Уже во время её рассказа, расхаживая по комнате, я успокоился. Отбрасывая лишь изредка нервно волосы со лба, я горько упрекал себя, что был один во всём виноват и по собственной неосторожности вызвал ещё большее охлаждение к невинной девушке. Её бледное лицо с юными глазами живо возникло перед моей душой, и мне словно слышался её слегка низковатый голос, как, взволнованная, она уверяла меня: "Я жду минуты отъезда в чужие края, как спасения!"

Не сразу я отозвался на все эти откровения матери. У нас ещё была впереди будущность (думал я), а вместе с тем — и время. Мы ещё ничего не потеряли, как бы ни складывались печально события. Однако... Время? — заговорил тут же какой-то насмешливый голос во мне. Именно это время могло стать для меня бедой. Она уедет за границу, исчезнет из виду, и кто поручится мне, что её, возможно, и так слабые чувства ко мне, о которых мы до сих пор даже словом не обмолвились, не угаснут навсегда? До сих пор она сдерживалась, чтобы не дать мне ни словечка доказательства своей любви, в то время как я вёл едва ли не постоянную борьбу за неё... за тот свой "блудный", а такой дорогой для меня свет...

* * *

Пройдясь ещё немного по комнате, я наконец заговорил.

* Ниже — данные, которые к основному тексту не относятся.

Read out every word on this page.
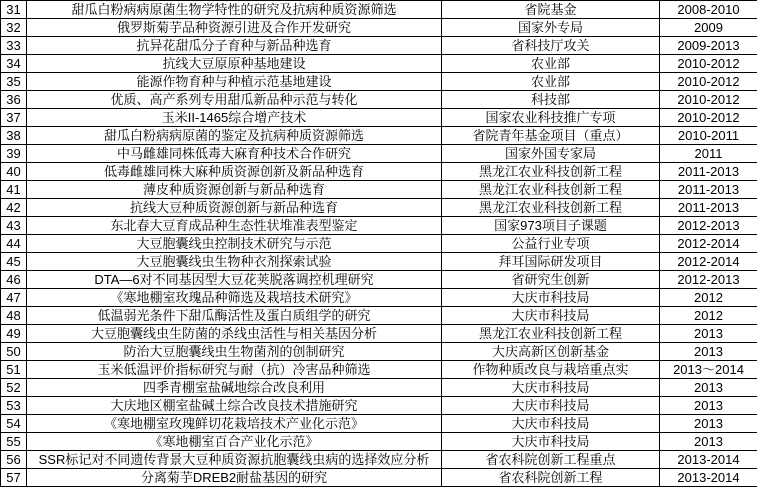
31	甜瓜白粉病病原菌生物学特性的研究及抗病种质资源筛选	省院基金	2008-2010
32	俄罗斯菊芋品种资源引进及合作开发研究	国家外专局	2009
33	抗异花甜瓜分子育种与新品种选育	省科技厅攻关	2009-2013
34	抗线大豆原原种基地建设	农业部	2010-2012
35	能源作物育种与种植示范基地建设	农业部	2010-2012
36	优质、高产系列专用甜瓜新品种示范与转化	科技部	2010-2012
37	玉米II-1465综合增产技术	国家农业科技推广专项	2010-2012
38	甜瓜白粉病病原菌的鉴定及抗病种质资源筛选	省院青年基金项目（重点）	2010-2011
39	中马雌雄同株低毒大麻育种技术合作研究	国家外国专家局	2011
40	低毒雌雄同株大麻种质资源创新及新品种选育	黑龙江农业科技创新工程	2011-2013
41	薄皮种质资源创新与新品种选育	黑龙江农业科技创新工程	2011-2013
42	抗线大豆种质资源创新与新品种选育	黑龙江农业科技创新工程	2011-2013
43	东北春大豆育成品种生态性状堆准表型鉴定	国家973项目子课题	2012-2013
44	大豆胞囊线虫控制技术研究与示范	公益行业专项	2012-2014
45	大豆胞囊线虫生物种衣剂探索试验	拜耳国际研发项目	2012-2014
46	DTA—6对不同基因型大豆花荚脱落调控机理研究	省研究生创新	2012-2013
47	《寒地棚室玫瑰品种筛选及栽培技术研究》	大庆市科技局	2012
48	低温弱光条件下甜瓜酶活性及蛋白质组学的研究	大庆市科技局	2012
49	大豆胞囊线虫生防菌的杀线虫活性与相关基因分析	黑龙江农业科技创新工程	2013
50	防治大豆胞囊线虫生物菌剂的创制研究	大庆高新区创新基金	2013
51	玉米低温评价指标研究与耐（抗）冷害品种筛选	作物种质改良与栽培重点实	2013～2014
52	四季青棚室盐碱地综合改良利用	大庆市科技局	2013
53	大庆地区棚室盐碱土综合改良技术措施研究	大庆市科技局	2013
54	《寒地棚室玫瑰鲜切花栽培技术产业化示范》	大庆市科技局	2013
55	《寒地棚室百合产业化示范》	大庆市科技局	2013
56	SSR标记对不同遗传背景大豆种质资源抗胞囊线虫病的选择效应分析	省农科院创新工程重点	2013-2014
57	分离菊芋DREB2耐盐基因的研究	省农科院创新工程	2013-2014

— Я не стану спорить с вами, мама, о содержании письма панны Обринской и не буду его ни оправдывать, ни тем более защищать. Скажу лишь одно: писала его невинная, талантливая девушка с душой, переполненной мечтами, каких нечасто встретишь. Девушка, в которой живёт неугасимая жажда умственного труда и вообще деятельности и которая готовится к жизни способами, доступными лишь в её окружении и мире. Насколько я её понимаю, жизнь и мир для этой девушки — словно великий храм, к входу в который нужно готовиться будто дважды: раз для требований самого простого материального бытия — существования, а другой раз — для какого-то иного мира, который она ставит выше и для которого нужно усовершенствоваться больше. Что её встретит в этих двойных мирах, она не знает. И идёт в них с душой, полной иллюзий и надежд, словно с белыми лилиями: в один — сознательно, в другой — с закрытыми глазами. Перед чем остановится, какие плоды соберёт, какое разовьёт дело, это скрыто в тайне времени, и никто из нас этого не знает. А что до меня, мама, то я даже не скажу, женюсь ли на ней, да и вообще женюсь ли когда-либо, потому что этого совсем не имею теперь в виду. Передо мной ещё такая масса труда, что надолго мне придётся отложить свои сокровенные желания. И чтобы вы окончательно не тревожились ни за меня, ни за моё счастье, скажу вам, что девушка, которой вы так чрезмерно занимаетесь, тратя силы на её осуждение и обсуждение, уступает нам всем дорогу и уезжает на неопределённое время в чужие края.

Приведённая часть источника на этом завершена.